LongHotDry
George Elbert Burr: The Desert (19th-20th century)
"…its presence always seems unreasonable, but only because it is."
The center of my universe sits squarely in desert, though it claims to be a place of many waters. What was once a place of many waters has become a place of contested waters, as competing interests and a historically dry summer have left our river and streams barely trickling. Furthermore, the weather has seemed unrelenting, with very little moisture and extreme heat punishing even the more hopeful gardeners. I water reluctantly. What should be a pleasure becomes toil. What was supposed to be toil becomes all but impossible. It's too hot to even think about going outside some days and far to hot to imagine accomplishing anything out there, anyway.

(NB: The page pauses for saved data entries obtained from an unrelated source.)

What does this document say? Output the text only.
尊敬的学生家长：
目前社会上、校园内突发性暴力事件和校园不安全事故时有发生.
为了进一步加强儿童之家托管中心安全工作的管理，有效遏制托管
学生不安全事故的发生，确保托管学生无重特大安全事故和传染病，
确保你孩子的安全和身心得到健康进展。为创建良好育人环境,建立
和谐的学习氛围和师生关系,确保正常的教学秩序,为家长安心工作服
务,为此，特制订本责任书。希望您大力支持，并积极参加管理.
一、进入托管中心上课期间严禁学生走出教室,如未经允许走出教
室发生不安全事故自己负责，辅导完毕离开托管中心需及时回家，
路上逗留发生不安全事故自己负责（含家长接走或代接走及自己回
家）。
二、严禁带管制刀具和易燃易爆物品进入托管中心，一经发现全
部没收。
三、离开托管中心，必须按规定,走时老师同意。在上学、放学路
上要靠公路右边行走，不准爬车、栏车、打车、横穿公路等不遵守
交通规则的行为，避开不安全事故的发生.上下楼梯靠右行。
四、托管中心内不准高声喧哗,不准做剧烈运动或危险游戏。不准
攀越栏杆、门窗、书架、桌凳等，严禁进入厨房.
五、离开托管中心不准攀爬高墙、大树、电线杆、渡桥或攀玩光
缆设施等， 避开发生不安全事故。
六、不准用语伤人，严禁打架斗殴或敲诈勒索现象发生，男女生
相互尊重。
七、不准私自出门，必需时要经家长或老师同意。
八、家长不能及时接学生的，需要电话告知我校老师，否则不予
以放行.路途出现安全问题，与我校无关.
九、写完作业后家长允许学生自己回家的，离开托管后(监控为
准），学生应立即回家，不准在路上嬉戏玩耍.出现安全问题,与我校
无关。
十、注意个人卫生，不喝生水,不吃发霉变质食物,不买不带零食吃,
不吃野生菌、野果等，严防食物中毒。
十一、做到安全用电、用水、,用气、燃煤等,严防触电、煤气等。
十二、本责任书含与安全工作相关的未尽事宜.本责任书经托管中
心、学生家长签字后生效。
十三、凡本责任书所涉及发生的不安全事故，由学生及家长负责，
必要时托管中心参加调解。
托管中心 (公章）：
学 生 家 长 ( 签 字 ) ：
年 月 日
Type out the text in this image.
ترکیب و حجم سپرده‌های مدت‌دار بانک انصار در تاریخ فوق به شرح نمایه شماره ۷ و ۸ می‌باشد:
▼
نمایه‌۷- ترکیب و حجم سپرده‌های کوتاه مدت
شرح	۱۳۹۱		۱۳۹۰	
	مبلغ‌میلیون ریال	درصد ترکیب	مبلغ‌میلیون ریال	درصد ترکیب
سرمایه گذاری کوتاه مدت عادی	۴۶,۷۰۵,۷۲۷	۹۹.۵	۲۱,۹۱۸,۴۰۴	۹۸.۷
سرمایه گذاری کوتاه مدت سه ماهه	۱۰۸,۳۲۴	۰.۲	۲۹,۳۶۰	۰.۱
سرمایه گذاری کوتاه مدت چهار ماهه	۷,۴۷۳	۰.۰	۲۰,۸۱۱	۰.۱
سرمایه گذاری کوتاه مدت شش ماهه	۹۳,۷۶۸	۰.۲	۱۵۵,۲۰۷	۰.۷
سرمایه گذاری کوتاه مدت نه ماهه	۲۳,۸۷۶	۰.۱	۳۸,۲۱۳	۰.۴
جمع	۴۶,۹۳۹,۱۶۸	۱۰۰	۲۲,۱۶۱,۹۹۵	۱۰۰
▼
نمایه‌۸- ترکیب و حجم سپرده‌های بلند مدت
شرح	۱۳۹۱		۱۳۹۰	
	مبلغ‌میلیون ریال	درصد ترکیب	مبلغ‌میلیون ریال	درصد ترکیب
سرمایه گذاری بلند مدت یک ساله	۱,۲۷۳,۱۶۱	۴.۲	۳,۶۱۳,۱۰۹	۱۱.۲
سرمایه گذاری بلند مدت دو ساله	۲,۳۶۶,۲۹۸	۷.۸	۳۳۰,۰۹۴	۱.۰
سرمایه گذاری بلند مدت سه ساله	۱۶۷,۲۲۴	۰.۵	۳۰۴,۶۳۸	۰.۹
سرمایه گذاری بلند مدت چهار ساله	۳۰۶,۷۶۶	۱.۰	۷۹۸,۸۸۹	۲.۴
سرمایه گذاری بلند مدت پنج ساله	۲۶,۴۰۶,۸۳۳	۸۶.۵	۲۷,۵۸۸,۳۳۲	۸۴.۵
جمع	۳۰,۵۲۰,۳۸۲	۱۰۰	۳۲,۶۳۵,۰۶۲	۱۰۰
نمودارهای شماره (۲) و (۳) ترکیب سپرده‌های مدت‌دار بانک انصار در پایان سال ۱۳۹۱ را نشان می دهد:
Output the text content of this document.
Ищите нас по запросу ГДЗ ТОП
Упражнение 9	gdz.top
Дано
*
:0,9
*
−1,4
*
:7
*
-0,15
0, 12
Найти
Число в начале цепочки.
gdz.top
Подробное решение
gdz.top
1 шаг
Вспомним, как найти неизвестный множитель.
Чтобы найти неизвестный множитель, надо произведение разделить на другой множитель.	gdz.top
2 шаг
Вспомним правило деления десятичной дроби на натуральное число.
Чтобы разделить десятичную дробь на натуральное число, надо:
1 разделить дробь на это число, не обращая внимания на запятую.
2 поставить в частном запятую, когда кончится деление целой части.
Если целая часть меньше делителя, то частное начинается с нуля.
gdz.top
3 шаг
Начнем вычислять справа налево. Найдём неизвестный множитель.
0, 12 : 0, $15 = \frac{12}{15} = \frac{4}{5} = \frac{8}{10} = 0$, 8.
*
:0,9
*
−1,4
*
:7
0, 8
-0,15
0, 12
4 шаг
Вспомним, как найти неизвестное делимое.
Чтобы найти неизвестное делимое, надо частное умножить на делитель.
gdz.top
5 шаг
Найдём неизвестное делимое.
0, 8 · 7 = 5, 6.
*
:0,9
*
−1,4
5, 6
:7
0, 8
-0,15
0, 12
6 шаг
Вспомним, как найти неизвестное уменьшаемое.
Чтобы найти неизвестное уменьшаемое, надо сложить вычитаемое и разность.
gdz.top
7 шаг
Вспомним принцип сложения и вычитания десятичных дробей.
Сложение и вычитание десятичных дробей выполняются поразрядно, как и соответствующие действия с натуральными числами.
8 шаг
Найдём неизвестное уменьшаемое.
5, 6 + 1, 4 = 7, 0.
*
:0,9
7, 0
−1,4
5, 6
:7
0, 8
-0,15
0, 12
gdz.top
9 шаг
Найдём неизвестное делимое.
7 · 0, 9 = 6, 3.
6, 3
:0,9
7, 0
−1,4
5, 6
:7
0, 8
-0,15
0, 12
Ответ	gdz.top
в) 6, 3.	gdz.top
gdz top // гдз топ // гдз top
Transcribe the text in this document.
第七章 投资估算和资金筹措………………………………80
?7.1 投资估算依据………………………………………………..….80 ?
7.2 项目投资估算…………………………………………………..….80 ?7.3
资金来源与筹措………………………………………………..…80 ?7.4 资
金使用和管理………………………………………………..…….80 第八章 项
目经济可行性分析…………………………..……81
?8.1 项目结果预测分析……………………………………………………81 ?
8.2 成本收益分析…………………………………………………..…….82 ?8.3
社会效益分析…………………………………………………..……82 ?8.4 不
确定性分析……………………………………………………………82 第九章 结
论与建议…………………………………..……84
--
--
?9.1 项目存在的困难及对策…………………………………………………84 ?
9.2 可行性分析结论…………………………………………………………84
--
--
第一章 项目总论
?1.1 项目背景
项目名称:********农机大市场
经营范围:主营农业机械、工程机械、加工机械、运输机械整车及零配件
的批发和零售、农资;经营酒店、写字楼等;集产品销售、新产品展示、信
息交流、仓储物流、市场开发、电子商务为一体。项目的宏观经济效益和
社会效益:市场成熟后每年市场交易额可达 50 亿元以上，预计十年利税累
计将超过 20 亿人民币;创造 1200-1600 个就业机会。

In here seems little better as closed windows come to feel as confining as jail bars. We try to open the windows overnight, but in late August, the overnight low temperatures remain intemperate, too hot to cool anything down. I sleep on a hardly restful hot pillow. I become fitful, as stir crazy as I get in the depths of winter when freezing fog holds me captive. I am native to this rimrock country, but I'm still adapting to its extremes. It's truly lovely here in spring and fall, and hellishly hot through most of every summer. We've gratefully gotten very little smoke this year.
The cats go feral through the summer. They appear early each morning and about six each evening. Otherwise, they hide in the cooler shade beneath the bigger bushes, frequently crouching over the pond to wet their whistles. Their fur doesn't seem to encumber them, however hot it gets. They remain seemingly cool and collected, willing to come inside just long enough to feast before insisting that I open the door for them again. They most often prefer to dine al fresco in the shade of the back deck beneath the planters overflowing with petunia and Black-Eyed Susan. I might sit beside a mister as evening settles in, while supper-making heats the kitchen. I run sprinklers then, trying to bring the backyard temperature down to something tolerable.
I love this place, and I despise it for some of each year. I fear Late Summer when the dust appears on the trails, when my old reliables turn back into unreliable companions. I sleep poorly and yawn my way through my predawn rituals. I work at my desk in pitch darkness, with the broad, double-hung window open to the world. I watch the dog walkers maintain their rigid schedules. We lost a neighbor this week, an old acquaintance who founded the third-oldest winery in this valley. The County Fair opened yesterday, and The Muse took her turn as a commissioner in the Port's booth. For the first time in several years, I have no booth obligations this year, so I probably won't attend the fair. It seems too hot out there, and I finally understand it's really for others. Last year, I could not find my favorite ice cream vendor, and the year before, I attended my first rodeo and left appalled after fifteen minutes. I had no idea it was basically Worldwide Wrestling, torturing innocent animals. Besides, I still have painting to do on our never-ending porch remodeling project.
This has always been the season of my deepest discontent. In my earliest years, school would start and distract me until it started raining again. When I lived in Portland, the rains came earlier than they ever come here. Portland always was better watered. I have no defense against the worst of this season. It returns and reliably wounds me again. I suspect that even Heaven features one unbearable season. Everywhere I've been seems to include at least one. Some places I've lived featured four fundamentally unbearable seasons, each torturous for its own reason. At least, it reliably haunts just the tail end of one season here, though its presence always seems unreasonable, but only because it is.